In Inghilterra sarà Thomas Morley a seguire la moda del balletto vocale e strumentale; in questo Paese il repertorio strumentistico più genuino, compresa la musica per danza, è in gran parte affidato alla produzione contenuta nei cosiddetti Virginal books, raccolte musicali manoscritte destinate allo strumento a tastiera denominato, appunto, virginale.
Nei Paesi Bassi il gusto locale è documentato a metà secolo dalle danze di Thylman Susato, mentre le raccolte liutistiche edite dallo stampatore Pierre Phalèse testimoniano la diffusione in quelle terre anche dello stile di danza internazionale.

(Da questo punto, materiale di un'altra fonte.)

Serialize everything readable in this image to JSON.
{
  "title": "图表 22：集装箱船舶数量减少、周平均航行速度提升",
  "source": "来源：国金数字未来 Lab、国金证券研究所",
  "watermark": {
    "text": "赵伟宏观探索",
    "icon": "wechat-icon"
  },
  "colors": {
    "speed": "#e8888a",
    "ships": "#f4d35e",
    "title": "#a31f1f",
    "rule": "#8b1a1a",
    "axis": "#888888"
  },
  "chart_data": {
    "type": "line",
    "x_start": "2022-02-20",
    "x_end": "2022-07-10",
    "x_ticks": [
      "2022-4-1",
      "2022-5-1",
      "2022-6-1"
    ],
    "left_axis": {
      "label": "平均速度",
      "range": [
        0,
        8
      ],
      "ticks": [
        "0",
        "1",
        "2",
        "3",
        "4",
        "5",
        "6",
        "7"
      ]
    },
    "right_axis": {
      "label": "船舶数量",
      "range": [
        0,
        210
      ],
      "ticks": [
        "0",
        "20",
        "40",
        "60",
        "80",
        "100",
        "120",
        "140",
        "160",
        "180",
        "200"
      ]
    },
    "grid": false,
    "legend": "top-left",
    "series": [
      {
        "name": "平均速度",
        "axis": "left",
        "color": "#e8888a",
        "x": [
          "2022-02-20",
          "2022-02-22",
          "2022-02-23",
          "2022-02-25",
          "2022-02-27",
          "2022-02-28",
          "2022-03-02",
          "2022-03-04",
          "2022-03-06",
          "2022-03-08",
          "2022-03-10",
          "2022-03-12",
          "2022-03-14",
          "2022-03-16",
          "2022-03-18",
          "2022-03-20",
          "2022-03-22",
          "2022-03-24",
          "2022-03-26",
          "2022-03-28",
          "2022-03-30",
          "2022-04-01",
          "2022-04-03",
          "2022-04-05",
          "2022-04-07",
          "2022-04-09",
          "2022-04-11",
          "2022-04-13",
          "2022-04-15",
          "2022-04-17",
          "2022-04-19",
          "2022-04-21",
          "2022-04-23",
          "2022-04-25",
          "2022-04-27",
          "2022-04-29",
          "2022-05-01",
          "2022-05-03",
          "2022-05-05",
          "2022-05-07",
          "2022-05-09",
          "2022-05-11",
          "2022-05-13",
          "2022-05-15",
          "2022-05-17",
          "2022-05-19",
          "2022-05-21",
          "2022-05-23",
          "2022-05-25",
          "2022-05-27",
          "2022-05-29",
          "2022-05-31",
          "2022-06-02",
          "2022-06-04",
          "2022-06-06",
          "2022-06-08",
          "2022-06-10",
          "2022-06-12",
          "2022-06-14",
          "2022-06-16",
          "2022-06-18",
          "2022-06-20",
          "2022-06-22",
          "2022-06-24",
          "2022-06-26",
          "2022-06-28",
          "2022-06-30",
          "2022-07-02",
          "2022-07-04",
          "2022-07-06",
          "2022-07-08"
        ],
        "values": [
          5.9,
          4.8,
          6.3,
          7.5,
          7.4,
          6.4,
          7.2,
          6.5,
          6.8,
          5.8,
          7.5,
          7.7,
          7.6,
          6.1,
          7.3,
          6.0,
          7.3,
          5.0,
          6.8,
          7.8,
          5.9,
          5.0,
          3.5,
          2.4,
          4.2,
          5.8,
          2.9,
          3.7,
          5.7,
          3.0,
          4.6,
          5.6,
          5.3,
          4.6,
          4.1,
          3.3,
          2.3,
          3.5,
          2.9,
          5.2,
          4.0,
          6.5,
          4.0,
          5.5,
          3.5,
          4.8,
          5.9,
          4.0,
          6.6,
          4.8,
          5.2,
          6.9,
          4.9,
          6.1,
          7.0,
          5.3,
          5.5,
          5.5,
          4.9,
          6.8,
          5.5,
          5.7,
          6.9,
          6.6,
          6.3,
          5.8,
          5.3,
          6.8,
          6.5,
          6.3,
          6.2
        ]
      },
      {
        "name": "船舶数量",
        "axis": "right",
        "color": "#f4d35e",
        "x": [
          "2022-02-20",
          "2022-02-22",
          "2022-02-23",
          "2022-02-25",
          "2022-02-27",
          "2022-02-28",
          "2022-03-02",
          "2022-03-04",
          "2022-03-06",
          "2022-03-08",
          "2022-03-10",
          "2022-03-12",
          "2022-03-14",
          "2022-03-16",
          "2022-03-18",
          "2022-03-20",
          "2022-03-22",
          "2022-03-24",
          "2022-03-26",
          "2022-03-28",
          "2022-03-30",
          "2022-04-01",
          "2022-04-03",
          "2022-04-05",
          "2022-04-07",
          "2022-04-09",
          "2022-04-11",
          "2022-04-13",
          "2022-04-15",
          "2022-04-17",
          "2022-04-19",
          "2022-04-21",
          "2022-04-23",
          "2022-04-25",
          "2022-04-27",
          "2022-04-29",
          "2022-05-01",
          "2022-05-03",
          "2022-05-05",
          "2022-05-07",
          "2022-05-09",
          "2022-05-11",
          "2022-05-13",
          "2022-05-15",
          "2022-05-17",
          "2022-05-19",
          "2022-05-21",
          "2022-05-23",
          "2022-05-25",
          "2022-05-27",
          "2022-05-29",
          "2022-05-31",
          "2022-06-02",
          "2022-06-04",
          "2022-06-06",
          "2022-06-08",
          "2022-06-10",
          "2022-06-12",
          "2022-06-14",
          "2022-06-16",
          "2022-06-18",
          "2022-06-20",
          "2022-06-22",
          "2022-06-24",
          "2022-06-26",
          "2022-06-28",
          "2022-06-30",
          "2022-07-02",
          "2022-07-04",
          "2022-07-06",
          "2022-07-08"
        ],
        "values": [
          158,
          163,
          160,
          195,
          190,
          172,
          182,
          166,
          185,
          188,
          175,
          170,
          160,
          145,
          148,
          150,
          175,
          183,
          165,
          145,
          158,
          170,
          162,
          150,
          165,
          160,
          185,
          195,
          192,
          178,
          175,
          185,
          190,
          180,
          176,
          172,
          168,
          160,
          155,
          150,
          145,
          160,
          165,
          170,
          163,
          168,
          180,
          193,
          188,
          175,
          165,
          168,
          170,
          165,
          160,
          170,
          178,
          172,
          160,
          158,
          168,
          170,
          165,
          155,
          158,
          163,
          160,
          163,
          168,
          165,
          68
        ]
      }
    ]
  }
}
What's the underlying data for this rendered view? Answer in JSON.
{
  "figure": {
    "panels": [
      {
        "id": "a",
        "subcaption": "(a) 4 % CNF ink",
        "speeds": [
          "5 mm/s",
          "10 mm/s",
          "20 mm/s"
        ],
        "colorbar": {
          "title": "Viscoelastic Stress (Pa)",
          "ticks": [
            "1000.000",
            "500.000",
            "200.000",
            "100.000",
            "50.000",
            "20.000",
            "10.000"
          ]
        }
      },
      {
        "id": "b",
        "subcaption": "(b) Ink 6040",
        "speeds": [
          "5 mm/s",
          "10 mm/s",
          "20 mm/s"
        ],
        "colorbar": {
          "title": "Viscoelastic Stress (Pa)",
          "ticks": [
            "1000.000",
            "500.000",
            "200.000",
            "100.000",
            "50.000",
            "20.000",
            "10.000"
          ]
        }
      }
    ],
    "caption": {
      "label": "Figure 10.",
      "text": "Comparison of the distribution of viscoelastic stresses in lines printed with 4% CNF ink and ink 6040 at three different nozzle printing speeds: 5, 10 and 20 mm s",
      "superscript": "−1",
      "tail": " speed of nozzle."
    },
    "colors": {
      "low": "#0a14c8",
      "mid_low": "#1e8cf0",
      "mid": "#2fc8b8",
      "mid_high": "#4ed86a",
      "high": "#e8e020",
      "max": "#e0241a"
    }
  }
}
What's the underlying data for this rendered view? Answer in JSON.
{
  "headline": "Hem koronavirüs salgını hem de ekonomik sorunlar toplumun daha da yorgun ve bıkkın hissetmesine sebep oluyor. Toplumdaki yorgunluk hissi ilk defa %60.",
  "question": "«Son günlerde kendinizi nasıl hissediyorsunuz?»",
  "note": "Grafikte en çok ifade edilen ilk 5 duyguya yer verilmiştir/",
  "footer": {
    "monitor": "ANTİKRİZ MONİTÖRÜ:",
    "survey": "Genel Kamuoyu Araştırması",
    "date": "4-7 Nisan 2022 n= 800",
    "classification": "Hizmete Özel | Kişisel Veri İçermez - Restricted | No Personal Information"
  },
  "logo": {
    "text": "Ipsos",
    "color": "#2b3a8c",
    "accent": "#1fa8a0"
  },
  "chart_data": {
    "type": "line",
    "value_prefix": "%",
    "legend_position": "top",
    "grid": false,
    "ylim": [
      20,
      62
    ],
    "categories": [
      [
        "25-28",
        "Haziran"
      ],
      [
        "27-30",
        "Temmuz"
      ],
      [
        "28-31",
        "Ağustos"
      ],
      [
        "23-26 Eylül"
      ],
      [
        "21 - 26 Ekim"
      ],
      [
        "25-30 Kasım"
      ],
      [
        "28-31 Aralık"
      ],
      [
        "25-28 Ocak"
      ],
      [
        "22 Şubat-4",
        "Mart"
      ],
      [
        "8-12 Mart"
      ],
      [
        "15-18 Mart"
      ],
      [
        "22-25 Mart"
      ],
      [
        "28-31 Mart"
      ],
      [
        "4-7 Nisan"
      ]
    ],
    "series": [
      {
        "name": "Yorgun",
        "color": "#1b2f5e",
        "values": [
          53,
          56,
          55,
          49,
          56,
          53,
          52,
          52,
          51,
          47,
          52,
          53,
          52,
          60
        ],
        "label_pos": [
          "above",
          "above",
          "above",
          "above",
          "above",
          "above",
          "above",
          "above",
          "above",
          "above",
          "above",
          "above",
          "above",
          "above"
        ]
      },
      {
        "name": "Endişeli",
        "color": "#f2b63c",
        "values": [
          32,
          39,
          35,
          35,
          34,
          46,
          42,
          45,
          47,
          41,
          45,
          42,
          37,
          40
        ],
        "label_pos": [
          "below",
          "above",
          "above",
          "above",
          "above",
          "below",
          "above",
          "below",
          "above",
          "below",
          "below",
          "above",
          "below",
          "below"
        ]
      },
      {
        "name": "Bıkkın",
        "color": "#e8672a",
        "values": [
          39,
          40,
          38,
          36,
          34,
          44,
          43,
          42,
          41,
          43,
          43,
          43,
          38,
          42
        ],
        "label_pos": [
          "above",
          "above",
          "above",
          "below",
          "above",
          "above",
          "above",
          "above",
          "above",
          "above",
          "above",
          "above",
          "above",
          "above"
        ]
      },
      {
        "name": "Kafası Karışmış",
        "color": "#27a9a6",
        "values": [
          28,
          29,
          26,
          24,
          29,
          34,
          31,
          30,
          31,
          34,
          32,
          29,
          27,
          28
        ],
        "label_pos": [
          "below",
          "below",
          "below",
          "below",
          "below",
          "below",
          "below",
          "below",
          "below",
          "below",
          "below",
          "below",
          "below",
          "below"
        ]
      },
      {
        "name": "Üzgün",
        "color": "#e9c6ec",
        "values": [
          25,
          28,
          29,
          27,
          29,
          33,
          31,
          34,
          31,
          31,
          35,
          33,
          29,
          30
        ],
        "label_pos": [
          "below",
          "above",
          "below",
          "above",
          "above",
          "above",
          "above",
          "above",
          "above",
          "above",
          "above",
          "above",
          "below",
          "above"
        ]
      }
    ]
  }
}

In Spagna la fioritura della musica per vihuela produce molti libri dedicati a questo strumento, il più importante dei quali, Il libro de música de vihuela de mano del valenciano Milán Luís (1535), contiene svariate danze, soprattutto iberiche e italiane.
Nel Cinquecento il percorso della danza prende due strade differenti: da un lato essa continua a essere coltivata come forma astratta, in contesti d’intrattenimento privato, da un altro lato essa sviluppa le sue componenti pantomimiche, caratterizzandosi sempre di più come forma di spettacolo che trova spazio all’interno di azioni teatrali. Alla corte francese, sotto l’incoraggiamento di Caterina de’ Medici, vengono allestiti spettacoli danzati, cantati e recitati, detti ballets de cour: il più importante di questi è il Ballet comique de la Royne (1581), su musica di Lambert de Beaulieu e Baltazarini, coreografo italiano naturalizzato francese.
In Italia, sfortunatamente, benché le partiture di molte opere vocali facciano esplicito riferimento all’inclusione di intermezzi danzati, è molto raro trovarne le musiche, poiché le modalità del loro inserimento sono evidentemente influenzate da fattori contingenti.